Earlier this week, after the National Review endorsed military action in Syria, the editors let Jim Manzi respond and explain why an intervention would be misguided. One of his reasons is that “the risks of open-ended entanglement are severe”:

How many people would we kill, and how much public money would we spend? Why do we believe that the rebels would form a government that would not be worse for us? How would Iran attempt to counter such an intervention, since they have an extremely strong interest in the outcome? And so on. The litany of costs and dangers ought to be familiar to anybody after Iraq and Afghanistan. Would you voluntarily take on one-tenth the cost in deaths and money of either of those wars to replace Assad with whatever is likely to follow him? Wandering into that kind of a commitment based on what has been presented to the American people so far would be extremely rash.

This intuitive argument has the form, “The uncertainty involved in doing X is so great that we should avoid doing X.” I agree, but (in the interests of writing about Syria as little as possible) I’m struck by the fact that the same logic would refute Manzi’s arguments against taking action to prevent global warming. Manzi is probably best known for his writing on climate change, and he is one of the few people (maybe the only person) with a conservative position on the issue who is worth reading.

His thesis on global warming is a rejection of a similar argument to the one he advocates here. Policymakers can’t just examine X, he argues. They must also consider the ramifications of Y. On addressing climate change, X is inaction, while Y would be a national or global scheme for reducing emissions. Both have adverse consequences, Manzi argues, and we shouldn’t necessarily choose the one that involves less uncertainty. Instead, we should do our best to estimate and, if possible, quantify the risks involved in both actions and choose which action we can reasonably expect to have a better result. He believes the costs we can expect to incur from reducing emissions would be greater than the benefits we can expect from avoiding climate change. “We must weigh risk against risk,” he writes.

Nick Kristof is asking the same question in the context of the Syrian crisis, making the case for an intervention:

To me, the central question isn’t, “What are the risks of cruise missile strikes on Syria?” I grant that those risks are considerable, from errant missiles to Hezbollah retaliation. It’s this: “Are the risks greater if we launch missiles, or if we continue to sit on our hands?”

Kristof argues that we shouldn’t let the uncertainty involved in an attack on Syria prevent us from considering all of our options and the risks involved in each. How did he and Manzi end up on the opposite sides of this question? Kristof approaches the problem with exactly what Manzi has tried to portray as intellectual discipline in relation to global warming.

On the question of Syria, Manzi is clearly correct to trust his instincts, and Kristof has simply thought himself into a corner. In fact, the crisis in Syria neatly shows what is wrong with Manzi’s argument on global warming.

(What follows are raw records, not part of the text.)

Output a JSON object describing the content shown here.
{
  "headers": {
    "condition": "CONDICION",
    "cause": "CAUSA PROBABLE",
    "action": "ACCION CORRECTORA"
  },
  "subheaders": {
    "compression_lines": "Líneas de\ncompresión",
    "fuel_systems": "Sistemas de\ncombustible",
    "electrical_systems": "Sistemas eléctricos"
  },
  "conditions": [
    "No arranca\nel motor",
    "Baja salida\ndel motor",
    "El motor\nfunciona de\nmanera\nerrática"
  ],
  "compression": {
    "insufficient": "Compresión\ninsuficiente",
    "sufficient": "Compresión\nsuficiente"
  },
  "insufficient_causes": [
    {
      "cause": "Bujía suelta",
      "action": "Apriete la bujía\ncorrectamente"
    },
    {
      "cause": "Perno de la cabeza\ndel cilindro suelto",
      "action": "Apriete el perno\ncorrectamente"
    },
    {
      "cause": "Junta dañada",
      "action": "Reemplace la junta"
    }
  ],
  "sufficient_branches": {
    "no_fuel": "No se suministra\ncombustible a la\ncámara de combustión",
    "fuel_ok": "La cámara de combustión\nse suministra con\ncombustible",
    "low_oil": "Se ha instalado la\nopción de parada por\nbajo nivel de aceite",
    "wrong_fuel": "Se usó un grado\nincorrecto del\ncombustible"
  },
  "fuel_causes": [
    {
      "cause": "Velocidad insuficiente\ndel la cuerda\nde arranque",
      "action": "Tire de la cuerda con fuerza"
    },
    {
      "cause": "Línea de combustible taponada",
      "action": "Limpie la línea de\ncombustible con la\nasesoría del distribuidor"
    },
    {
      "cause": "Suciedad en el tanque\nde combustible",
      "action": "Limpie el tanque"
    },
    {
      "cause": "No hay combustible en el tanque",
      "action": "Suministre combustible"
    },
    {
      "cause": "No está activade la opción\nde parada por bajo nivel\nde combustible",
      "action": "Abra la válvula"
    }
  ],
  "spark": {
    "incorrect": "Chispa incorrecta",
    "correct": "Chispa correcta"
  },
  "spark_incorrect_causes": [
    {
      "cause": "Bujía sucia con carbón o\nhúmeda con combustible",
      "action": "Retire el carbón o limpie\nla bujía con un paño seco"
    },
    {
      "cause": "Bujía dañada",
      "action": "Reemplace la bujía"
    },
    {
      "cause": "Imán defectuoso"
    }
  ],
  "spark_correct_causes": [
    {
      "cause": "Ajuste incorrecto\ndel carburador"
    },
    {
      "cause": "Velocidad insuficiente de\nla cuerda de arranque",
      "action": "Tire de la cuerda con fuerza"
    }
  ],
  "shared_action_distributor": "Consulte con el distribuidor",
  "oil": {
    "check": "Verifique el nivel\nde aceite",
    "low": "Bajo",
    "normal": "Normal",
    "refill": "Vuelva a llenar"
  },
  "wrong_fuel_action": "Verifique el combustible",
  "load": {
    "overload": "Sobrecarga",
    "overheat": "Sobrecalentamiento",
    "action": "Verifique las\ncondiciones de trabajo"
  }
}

Manzi argues that in making decisions about global warming, we should rely on the best probability distributions available, which we have to trust capture everything the scientific community knows about the problem, and that we have to ignore risks that are “inherently unquantifiable.” Yet it would be obviously impossible to apply a probability distribution to a military intervention in Syria. To begin with, a distribution has only one dimension, and it cannot provide useful information about how to compare outcomes for different groups of people. Should we be more concerned about U.S. sailors than say, Lebanese and Israeli civilians? Using probability distributions to talk about climate change, as Manzi does, is similarly reductive. He compares various policies along the axis of gross domestic product, but the economic burdens of climate change will not be shared equally from north to south, Even if preventing global warming would be costly in the aggregate compared to allowing it (and I don’t concede that point), then one could still argue that people near the equator should not be forced to bear the costs of global warming while people elsewhere reap whatever the benefits may be.

More important, there are limits to what can be quantified in questions of policy. In the case of Syria, these limitations are obvious. No one can attach a meaningful probability to the risk of an Iranian counterattack in the event that the United States launches missiles at Syrian President Bashar al-Assad’s troops. These limitations might be less obvious when it comes to a changing climate, but they are no less real. Environmental economists can try to model the effects of global warming, but those models necessarily involve any number of assumptions about, for example, future growth, technological change, or demographic trends. The models can’t account for the probability that their assumptions are flawed. They also can’t reflect mechanisms by which a changing climate could affect the economy that haven’t yet been identified. Who predicted, for example, that low water levels on the Mississippi would affect shipping?

It isn’t that the economic models are poorly made. It’s just that they’re essentially an academic exercise and relying on them to make policy would be foolish. When the future is inherently unquantifiable, national leaders have to make decisions about which unquantifiable risks are acceptable and which are not. On both climate change and on the Syrian crisis, policymakers are burdening all of us with unacceptable risks.